New York Girls, first released in 1995, and published by TASCHEN Books in 1996, defined a time, a place, and the raw esthetic of the artist Richard Kern. Kern was a leading figure in the 1980s Cinema of Transgression, director of the iconic films You Killed Me First, Fingered and Submit to Me Now; producer of Sonic Youth’s “Death Valley ’69” and Marilyn Manson’s Lunchbox music videos; and a pioneering zine publisher responsible for The Heroin Addict and The Valium Addict.
After kicking his own heroin habit, Kern turned to still photography, shooting girls in his downtown, punk-inflected New York social circle. They were naked, bold, tattooed, pierced, and casually posed in minimal sets, mostly just Richard’s ratty slum apartment. They were young, but not innocent, fully complicit in the bondage, gunplay, and infamous candle insertions. The text was an interview with Kern by Kim Gordon. All of this predated SuicideGirls by six years and was utterly, supremely cool.

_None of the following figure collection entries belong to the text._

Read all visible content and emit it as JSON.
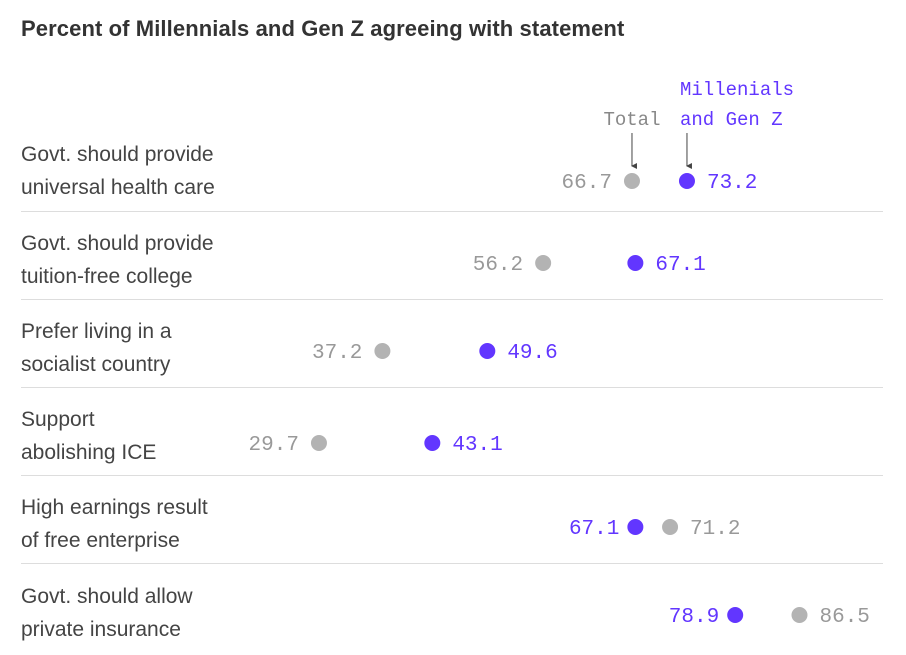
{
  "chart_data": {
    "type": "dumbbell",
    "title": "Percent of Millennials and Gen Z agreeing with statement",
    "legend": {
      "total": "Total",
      "gen_line1": "Millenials",
      "gen_line2": "and Gen Z"
    },
    "colors": {
      "total": "#b3b3b3",
      "gen": "#6236ff",
      "total_text": "#999999"
    },
    "rows": [
      {
        "label1": "Govt. should provide",
        "label2": "universal health care",
        "total": 66.7,
        "gen": 73.2
      },
      {
        "label1": "Govt. should provide",
        "label2": "tuition-free college",
        "total": 56.2,
        "gen": 67.1
      },
      {
        "label1": "Prefer living in a",
        "label2": "socialist country",
        "total": 37.2,
        "gen": 49.6
      },
      {
        "label1": "Support",
        "label2": "abolishing ICE",
        "total": 29.7,
        "gen": 43.1
      },
      {
        "label1": "High earnings result",
        "label2": "of free enterprise",
        "total": 71.2,
        "gen": 67.1
      },
      {
        "label1": "Govt. should allow",
        "label2": "private insurance",
        "total": 86.5,
        "gen": 78.9
      }
    ]
  }
}
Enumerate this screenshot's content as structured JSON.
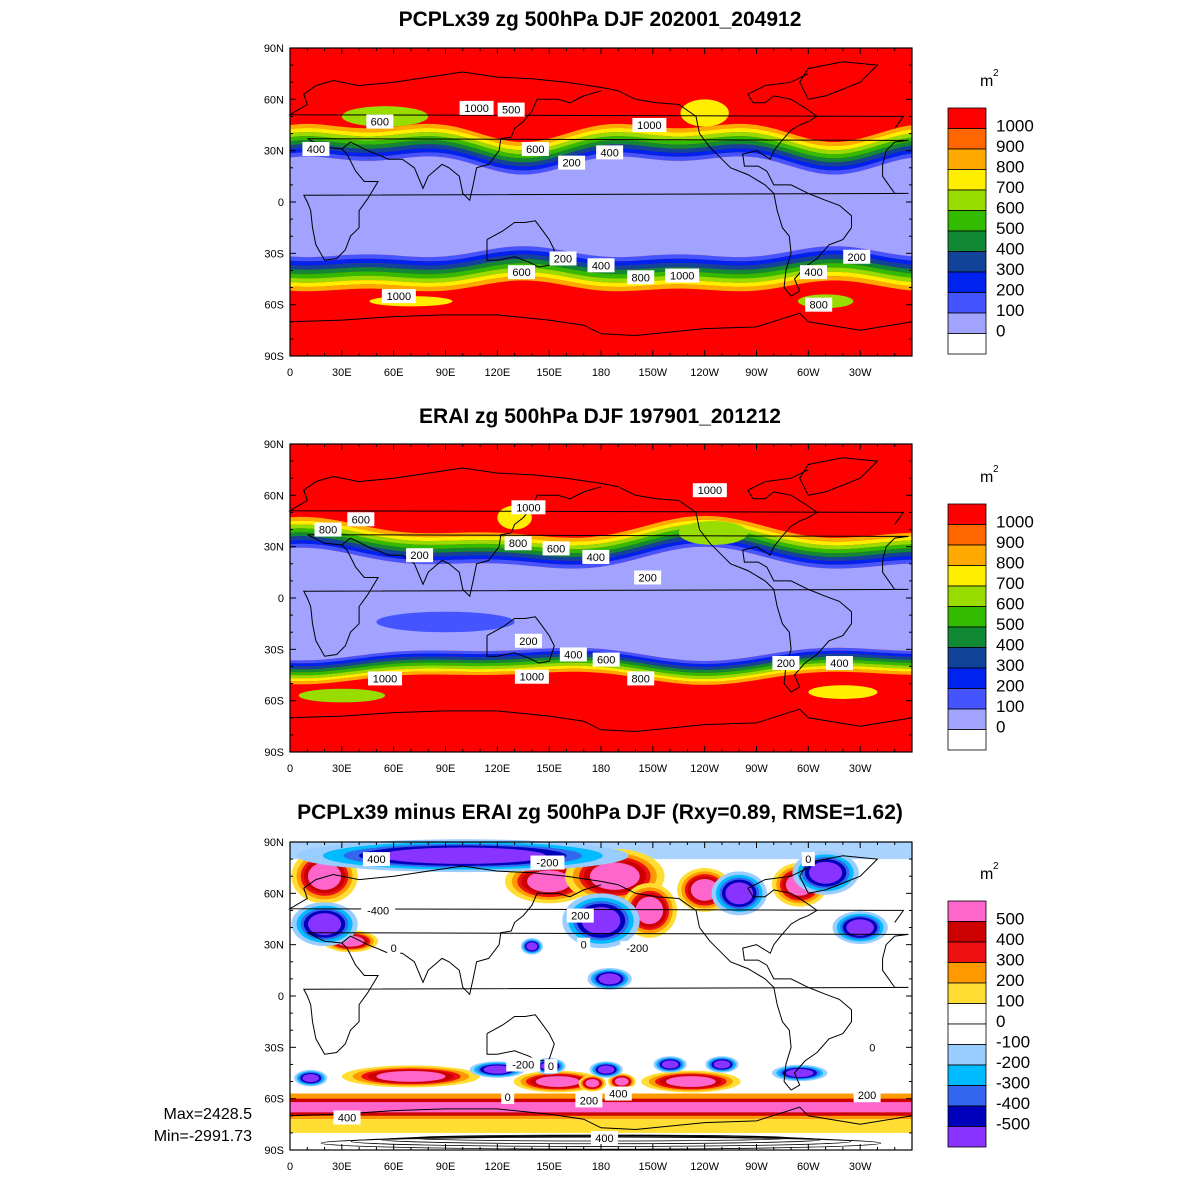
{
  "panels": [
    {
      "title": "PCPLx39 zg 500hPa DJF 202001_204912",
      "kind": "abs",
      "unit": "m",
      "unit_sup": "2",
      "contour_labels": [
        {
          "text": "400",
          "lon": 15,
          "lat": 31
        },
        {
          "text": "600",
          "lon": 52,
          "lat": 47
        },
        {
          "text": "1000",
          "lon": 108,
          "lat": 55
        },
        {
          "text": "500",
          "lon": 128,
          "lat": 54
        },
        {
          "text": "600",
          "lon": 142,
          "lat": 31
        },
        {
          "text": "200",
          "lon": 163,
          "lat": 23
        },
        {
          "text": "400",
          "lon": 185,
          "lat": 29
        },
        {
          "text": "1000",
          "lon": 208,
          "lat": 45
        },
        {
          "text": "200",
          "lon": 158,
          "lat": -33
        },
        {
          "text": "400",
          "lon": 180,
          "lat": -37
        },
        {
          "text": "600",
          "lon": 134,
          "lat": -41
        },
        {
          "text": "800",
          "lon": 203,
          "lat": -44
        },
        {
          "text": "1000",
          "lon": 227,
          "lat": -43
        },
        {
          "text": "400",
          "lon": 303,
          "lat": -41
        },
        {
          "text": "200",
          "lon": 328,
          "lat": -32
        },
        {
          "text": "1000",
          "lon": 63,
          "lat": -55
        },
        {
          "text": "800",
          "lon": 306,
          "lat": -60
        }
      ]
    },
    {
      "title": "ERAI zg 500hPa DJF 197901_201212",
      "kind": "abs",
      "unit": "m",
      "unit_sup": "2",
      "contour_labels": [
        {
          "text": "800",
          "lon": 22,
          "lat": 40
        },
        {
          "text": "600",
          "lon": 41,
          "lat": 46
        },
        {
          "text": "1000",
          "lon": 138,
          "lat": 53
        },
        {
          "text": "1000",
          "lon": 243,
          "lat": 63
        },
        {
          "text": "800",
          "lon": 132,
          "lat": 32
        },
        {
          "text": "600",
          "lon": 154,
          "lat": 29
        },
        {
          "text": "400",
          "lon": 177,
          "lat": 24
        },
        {
          "text": "200",
          "lon": 75,
          "lat": 25
        },
        {
          "text": "200",
          "lon": 207,
          "lat": 12
        },
        {
          "text": "200",
          "lon": 138,
          "lat": -25
        },
        {
          "text": "400",
          "lon": 164,
          "lat": -33
        },
        {
          "text": "600",
          "lon": 183,
          "lat": -36
        },
        {
          "text": "800",
          "lon": 203,
          "lat": -47
        },
        {
          "text": "1000",
          "lon": 55,
          "lat": -47
        },
        {
          "text": "1000",
          "lon": 140,
          "lat": -46
        },
        {
          "text": "200",
          "lon": 287,
          "lat": -38
        },
        {
          "text": "400",
          "lon": 318,
          "lat": -38
        }
      ]
    },
    {
      "title": "PCPLx39 minus ERAI zg 500hPa DJF (Rxy=0.89, RMSE=1.62)",
      "kind": "diff",
      "unit": "m",
      "unit_sup": "2",
      "contour_labels": [
        {
          "text": "-400",
          "lon": 51,
          "lat": 50
        },
        {
          "text": "400",
          "lon": 50,
          "lat": 80
        },
        {
          "text": "-200",
          "lon": 149,
          "lat": 78
        },
        {
          "text": "0",
          "lon": 300,
          "lat": 80
        },
        {
          "text": "200",
          "lon": 168,
          "lat": 47
        },
        {
          "text": "0",
          "lon": 170,
          "lat": 30
        },
        {
          "text": "-200",
          "lon": 201,
          "lat": 28
        },
        {
          "text": "0",
          "lon": 60,
          "lat": 28
        },
        {
          "text": "-200",
          "lon": 135,
          "lat": -40
        },
        {
          "text": "0",
          "lon": 151,
          "lat": -41
        },
        {
          "text": "0",
          "lon": 126,
          "lat": -59
        },
        {
          "text": "200",
          "lon": 173,
          "lat": -61
        },
        {
          "text": "400",
          "lon": 190,
          "lat": -57
        },
        {
          "text": "200",
          "lon": 334,
          "lat": -58
        },
        {
          "text": "400",
          "lon": 33,
          "lat": -71
        },
        {
          "text": "400",
          "lon": 182,
          "lat": -83
        },
        {
          "text": "0",
          "lon": 337,
          "lat": -30
        }
      ],
      "stats": {
        "max": "Max=2428.5",
        "min": "Min=-2991.73"
      }
    }
  ],
  "x_ticks": [
    "0",
    "30E",
    "60E",
    "90E",
    "120E",
    "150E",
    "180",
    "150W",
    "120W",
    "90W",
    "60W",
    "30W"
  ],
  "y_ticks": [
    "90N",
    "60N",
    "30N",
    "0",
    "30S",
    "60S",
    "90S"
  ],
  "colorbars": {
    "abs": {
      "labels": [
        "1000",
        "900",
        "800",
        "700",
        "600",
        "500",
        "400",
        "300",
        "200",
        "100",
        "0"
      ],
      "colors": [
        "#ff0000",
        "#ff6600",
        "#ffaa00",
        "#ffee00",
        "#99dd00",
        "#33bb00",
        "#118833",
        "#114499",
        "#0022ee",
        "#4455ff",
        "#a2a2ff",
        "#ffffff"
      ]
    },
    "diff": {
      "labels": [
        "500",
        "400",
        "300",
        "200",
        "100",
        "0",
        "-100",
        "-200",
        "-300",
        "-400",
        "-500"
      ],
      "colors": [
        "#ff66cc",
        "#cc0000",
        "#ee1111",
        "#ff9900",
        "#ffdd33",
        "#ffffff",
        "#ffffff",
        "#99ccff",
        "#00bbff",
        "#3366ee",
        "#0000bb",
        "#8833ff"
      ]
    }
  }
}
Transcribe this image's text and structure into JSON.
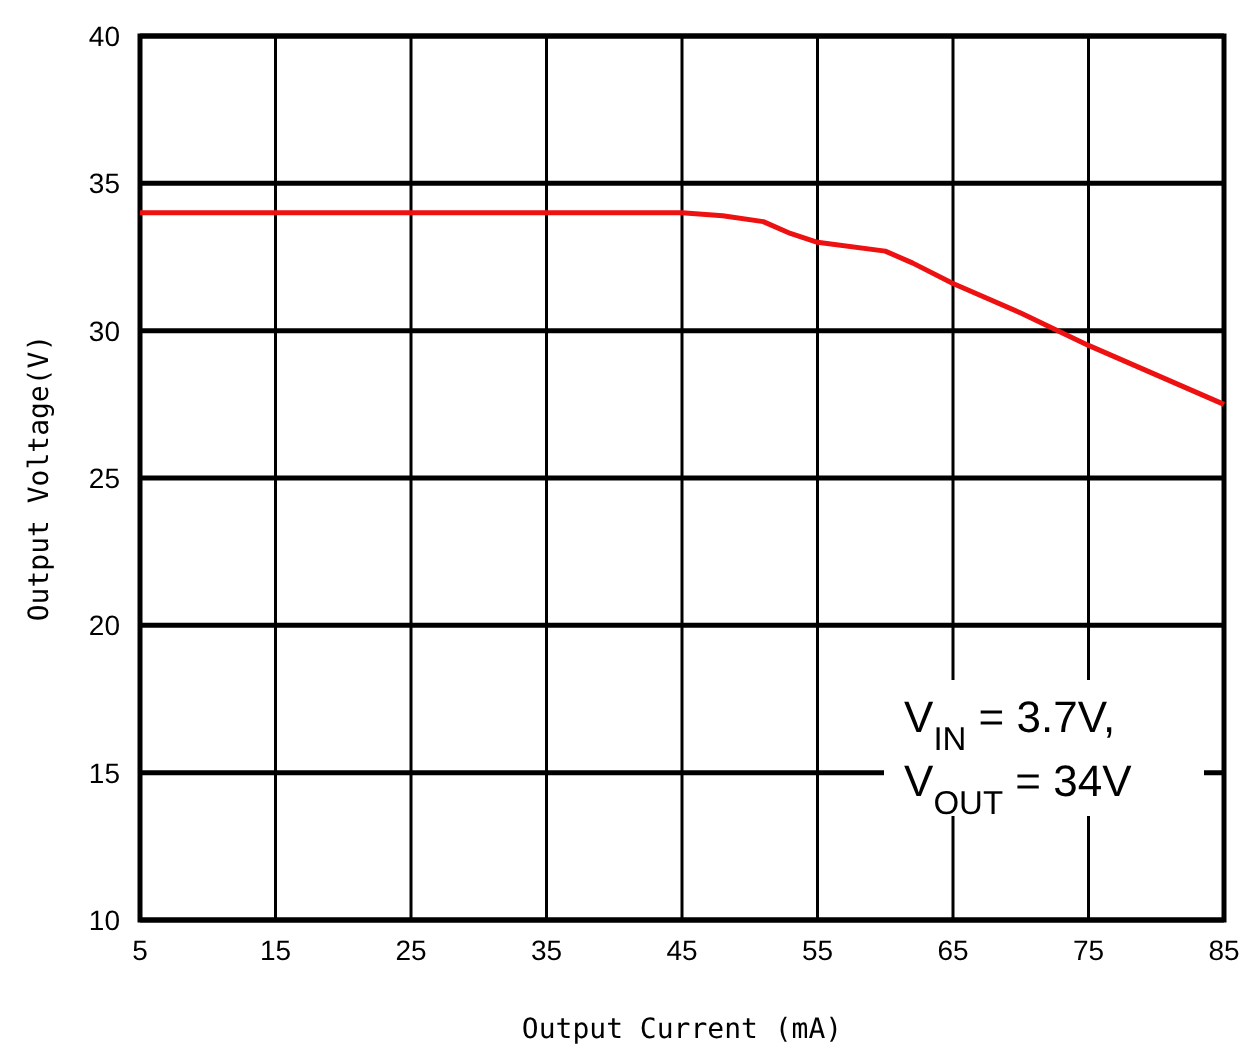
{
  "chart_data": {
    "type": "line",
    "xlabel": "Output Current (mA)",
    "ylabel": "Output Voltage(V)",
    "x": [
      5,
      15,
      25,
      35,
      45,
      48,
      51,
      53,
      55,
      60,
      62,
      65,
      70,
      75,
      80,
      85
    ],
    "series": [
      {
        "color": "#ee1111",
        "values": [
          34,
          34,
          34,
          34,
          34,
          33.9,
          33.7,
          33.3,
          33.0,
          32.7,
          32.3,
          31.6,
          30.6,
          29.5,
          28.5,
          27.5
        ]
      }
    ],
    "xlim": [
      5,
      85
    ],
    "xticks": [
      5,
      15,
      25,
      35,
      45,
      55,
      65,
      75,
      85
    ],
    "ylim": [
      10,
      40
    ],
    "yticks": [
      10,
      15,
      20,
      25,
      30,
      35,
      40
    ],
    "grid": true,
    "marker": "none",
    "line_style": "solid",
    "annotations": [
      "V$_{IN}$ = 3.7V,",
      "V$_{OUT}$ = 34V"
    ]
  }
}
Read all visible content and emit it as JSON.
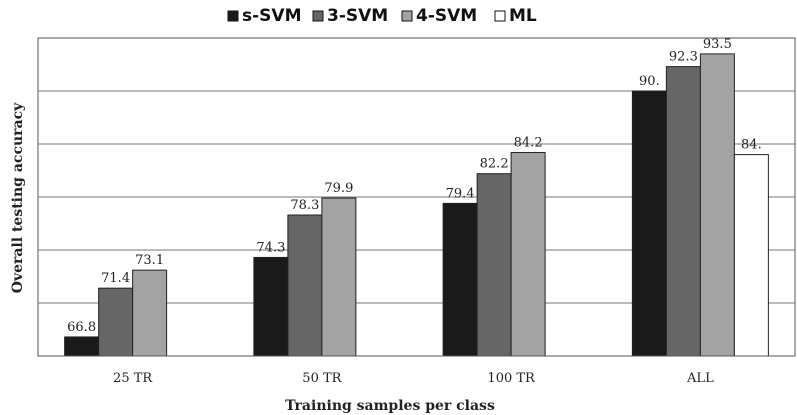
{
  "chart_data": {
    "type": "bar",
    "title": "",
    "xlabel": "Training samples per class",
    "ylabel": "Overall testing accuracy",
    "categories": [
      "25 TR",
      "50 TR",
      "100 TR",
      "ALL"
    ],
    "series": [
      {
        "name": "s-SVM",
        "color": "#1a1a1a",
        "values": [
          66.8,
          74.3,
          79.4,
          90.0
        ],
        "labels": [
          "66.8",
          "74.3",
          "79.4",
          "90."
        ]
      },
      {
        "name": "3-SVM",
        "color": "#666666",
        "values": [
          71.4,
          78.3,
          82.2,
          92.3
        ],
        "labels": [
          "71.4",
          "78.3",
          "82.2",
          "92.3"
        ]
      },
      {
        "name": "4-SVM",
        "color": "#a3a3a3",
        "values": [
          73.1,
          79.9,
          84.2,
          93.5
        ],
        "labels": [
          "73.1",
          "79.9",
          "84.2",
          "93.5"
        ]
      },
      {
        "name": "ML",
        "color": "#ffffff",
        "values": [
          null,
          null,
          null,
          84.0
        ],
        "labels": [
          "",
          "",
          "",
          "84."
        ]
      }
    ],
    "ylim": [
      65,
      95
    ],
    "y_gridlines": [
      65,
      70,
      75,
      80,
      85,
      90,
      95
    ],
    "grid": true,
    "legend_position": "top-center"
  }
}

To celebrate the 20th anniversary of Kern’s best-known work, TASCHEN is releasing an updated edition with never-published outtakes from the original photo sets, as well as photos rejected as too explicit for the first book and stills from his 25 films. We know you’ve missed Monica, Erin, Jaiko, Jen, Susan, Amy and Sam, and thought you’d enjoy seeing just a bit more of them.